Parasite that causes lymphatic filariasis releases vesicles containing microRNA that may control host
Lymphatic Filariasis is a neglected tropical disease caused by three different species of parasitic worm, which are spread between human hosts by mosquitos. The molecular interactions between the worm, mosquito and human are dynamic and delicately balanced, meaning that disrupting these interactions might be an avenue for the development new therapeutic treatments.
The worm Brugia malayi, one of the parasites which causes elephantiasis, develops as larvae inside the mosquito vector until it reaches the infective L3 stage where it is transmitted back into the human host when the mosquito drinks blood. The adults live and mate within the human lymphatic system while offspring are shed into the bloodstream to be picked up again by mosquitoes. While the life-cycle is well documented it has been harder to define the exact molecules that the parasite uses to control its hosts. Research has traditionally searched for secreted proteins and while there are several candidates, along with proteins expressed on the surface of the parasite that may play a part, recent research has revealed that small non-coding RNAs may also be involved in controlling the host’s response to the parasite.
Researchers examined both infective L3 stage larvae and adult worms to see if they produced any exosome-like extracellular vesicles; small bioactive vesicles with a homologous size and shape. They found that the infective larvae released small microvesicles abundant in microRNAs – small non-coding RNAs used to control gene expression. Some of these miroRNAs are identical to those used by the human host, suggesting that L3 stage larvae may produce these vesicles specifically to aid with host infection.

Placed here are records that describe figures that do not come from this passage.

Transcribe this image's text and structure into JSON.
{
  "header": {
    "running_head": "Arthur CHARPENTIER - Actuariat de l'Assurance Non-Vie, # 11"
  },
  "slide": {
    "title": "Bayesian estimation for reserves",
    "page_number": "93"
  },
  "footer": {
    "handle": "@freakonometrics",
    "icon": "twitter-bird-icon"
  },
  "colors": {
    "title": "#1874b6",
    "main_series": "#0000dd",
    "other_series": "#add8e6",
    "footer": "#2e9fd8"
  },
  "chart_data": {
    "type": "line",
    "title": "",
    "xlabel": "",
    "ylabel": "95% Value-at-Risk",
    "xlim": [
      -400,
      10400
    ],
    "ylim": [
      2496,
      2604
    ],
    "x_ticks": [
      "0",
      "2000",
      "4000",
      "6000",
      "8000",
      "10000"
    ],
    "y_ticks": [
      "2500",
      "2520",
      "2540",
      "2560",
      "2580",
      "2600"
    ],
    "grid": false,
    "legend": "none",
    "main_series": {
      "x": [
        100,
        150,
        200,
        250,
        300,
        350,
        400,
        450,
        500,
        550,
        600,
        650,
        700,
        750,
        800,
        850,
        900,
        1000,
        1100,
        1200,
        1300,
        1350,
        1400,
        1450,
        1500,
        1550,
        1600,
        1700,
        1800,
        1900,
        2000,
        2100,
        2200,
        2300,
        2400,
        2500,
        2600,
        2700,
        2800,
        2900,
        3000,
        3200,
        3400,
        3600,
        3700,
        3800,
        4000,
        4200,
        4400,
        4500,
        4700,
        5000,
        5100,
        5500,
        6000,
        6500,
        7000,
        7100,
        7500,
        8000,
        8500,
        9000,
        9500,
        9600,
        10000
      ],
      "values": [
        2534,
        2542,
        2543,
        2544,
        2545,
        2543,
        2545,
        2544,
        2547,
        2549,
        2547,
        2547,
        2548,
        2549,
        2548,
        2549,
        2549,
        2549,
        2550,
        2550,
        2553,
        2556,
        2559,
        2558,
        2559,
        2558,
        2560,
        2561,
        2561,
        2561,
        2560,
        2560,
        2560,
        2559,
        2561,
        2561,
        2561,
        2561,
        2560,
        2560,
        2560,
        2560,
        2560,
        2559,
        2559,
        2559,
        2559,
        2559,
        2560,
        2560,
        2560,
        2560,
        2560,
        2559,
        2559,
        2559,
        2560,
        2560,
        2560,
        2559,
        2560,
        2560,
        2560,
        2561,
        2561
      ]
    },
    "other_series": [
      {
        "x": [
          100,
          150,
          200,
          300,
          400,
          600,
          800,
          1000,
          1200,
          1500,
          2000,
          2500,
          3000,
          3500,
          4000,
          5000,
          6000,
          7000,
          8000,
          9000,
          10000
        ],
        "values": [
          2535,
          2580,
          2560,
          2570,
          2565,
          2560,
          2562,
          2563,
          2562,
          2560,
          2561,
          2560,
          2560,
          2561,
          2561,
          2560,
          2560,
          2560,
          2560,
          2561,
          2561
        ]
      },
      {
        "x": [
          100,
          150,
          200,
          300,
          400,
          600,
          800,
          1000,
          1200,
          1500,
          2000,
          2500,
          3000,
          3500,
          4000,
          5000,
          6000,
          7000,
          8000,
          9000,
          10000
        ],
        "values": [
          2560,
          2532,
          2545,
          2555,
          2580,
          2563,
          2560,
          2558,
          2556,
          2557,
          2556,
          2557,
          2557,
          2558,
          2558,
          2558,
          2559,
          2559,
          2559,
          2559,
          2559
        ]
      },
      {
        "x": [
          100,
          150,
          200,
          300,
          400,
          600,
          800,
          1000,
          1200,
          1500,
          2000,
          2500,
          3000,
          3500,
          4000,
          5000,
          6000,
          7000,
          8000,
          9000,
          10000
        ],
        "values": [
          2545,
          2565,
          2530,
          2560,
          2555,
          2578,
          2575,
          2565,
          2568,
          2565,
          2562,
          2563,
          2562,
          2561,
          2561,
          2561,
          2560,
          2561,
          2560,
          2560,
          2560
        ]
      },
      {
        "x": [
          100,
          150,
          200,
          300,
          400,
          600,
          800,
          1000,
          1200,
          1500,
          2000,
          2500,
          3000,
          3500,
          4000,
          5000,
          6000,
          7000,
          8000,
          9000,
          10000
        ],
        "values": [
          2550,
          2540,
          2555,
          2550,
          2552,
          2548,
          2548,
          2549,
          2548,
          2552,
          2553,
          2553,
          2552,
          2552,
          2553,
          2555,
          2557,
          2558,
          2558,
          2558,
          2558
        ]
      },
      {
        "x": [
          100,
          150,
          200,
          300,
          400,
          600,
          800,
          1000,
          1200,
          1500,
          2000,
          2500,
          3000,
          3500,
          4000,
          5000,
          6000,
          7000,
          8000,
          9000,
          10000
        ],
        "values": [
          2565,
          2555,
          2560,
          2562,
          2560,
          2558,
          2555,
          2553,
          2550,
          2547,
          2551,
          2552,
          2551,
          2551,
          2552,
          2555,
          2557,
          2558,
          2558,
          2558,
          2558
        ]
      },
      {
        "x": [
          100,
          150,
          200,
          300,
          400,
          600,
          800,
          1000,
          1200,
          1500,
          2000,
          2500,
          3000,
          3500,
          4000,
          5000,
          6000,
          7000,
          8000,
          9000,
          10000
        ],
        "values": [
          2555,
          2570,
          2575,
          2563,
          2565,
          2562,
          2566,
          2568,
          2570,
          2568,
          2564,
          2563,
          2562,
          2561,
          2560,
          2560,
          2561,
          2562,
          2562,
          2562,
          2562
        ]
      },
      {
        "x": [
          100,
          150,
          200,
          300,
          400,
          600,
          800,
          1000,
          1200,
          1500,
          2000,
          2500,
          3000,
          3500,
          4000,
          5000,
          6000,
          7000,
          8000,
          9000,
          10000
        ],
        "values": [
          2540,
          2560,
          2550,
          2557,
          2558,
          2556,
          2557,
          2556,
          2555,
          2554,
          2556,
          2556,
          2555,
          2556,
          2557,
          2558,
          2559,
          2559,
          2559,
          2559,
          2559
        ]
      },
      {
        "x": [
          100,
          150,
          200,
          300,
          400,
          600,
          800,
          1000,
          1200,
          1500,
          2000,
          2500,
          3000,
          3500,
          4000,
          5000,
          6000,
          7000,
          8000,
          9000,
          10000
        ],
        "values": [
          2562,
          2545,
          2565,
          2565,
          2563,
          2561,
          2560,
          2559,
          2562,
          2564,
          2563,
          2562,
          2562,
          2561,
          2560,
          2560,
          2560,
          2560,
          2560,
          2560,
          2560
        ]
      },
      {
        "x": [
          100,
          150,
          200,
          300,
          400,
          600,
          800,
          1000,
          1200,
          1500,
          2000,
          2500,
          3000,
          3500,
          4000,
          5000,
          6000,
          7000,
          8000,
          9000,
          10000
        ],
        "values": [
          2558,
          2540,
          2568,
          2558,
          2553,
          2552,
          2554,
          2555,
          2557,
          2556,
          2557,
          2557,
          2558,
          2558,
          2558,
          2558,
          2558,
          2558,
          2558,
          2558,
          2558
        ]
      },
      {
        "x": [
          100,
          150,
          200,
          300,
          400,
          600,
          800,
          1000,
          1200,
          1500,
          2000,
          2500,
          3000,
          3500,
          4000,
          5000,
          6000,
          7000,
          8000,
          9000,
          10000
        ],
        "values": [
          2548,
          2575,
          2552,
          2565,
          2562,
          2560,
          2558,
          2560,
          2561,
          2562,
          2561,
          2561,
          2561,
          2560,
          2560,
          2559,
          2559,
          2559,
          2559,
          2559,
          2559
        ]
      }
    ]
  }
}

Analysis of the contents of the larval vesicles also revealed proteins characteristically found in exosomes as well as proteins able to bind to bioactive molecules such as host proteins and DNA. Several microRNAs were found to share sequence conservation with human microRNAs including perfectly conserved seed sites (the area which recognizes and binds to the regulatory target). Using florescent dyes, the researchers also showed that the vesicles were internalized by human macrophages where they activated a pro-inflammatory response pathway.
This research points to an exciting new mechanism for host-pathogen interaction in the parasites that cause Lymphatic Filariasis. Further study of these vesicles and the way they interact with host tissues may reveal new opportunities for therapeutic targets or treatment strategies to prevent infection.
The study has been published in PLOS Neglected Tropical Diseases.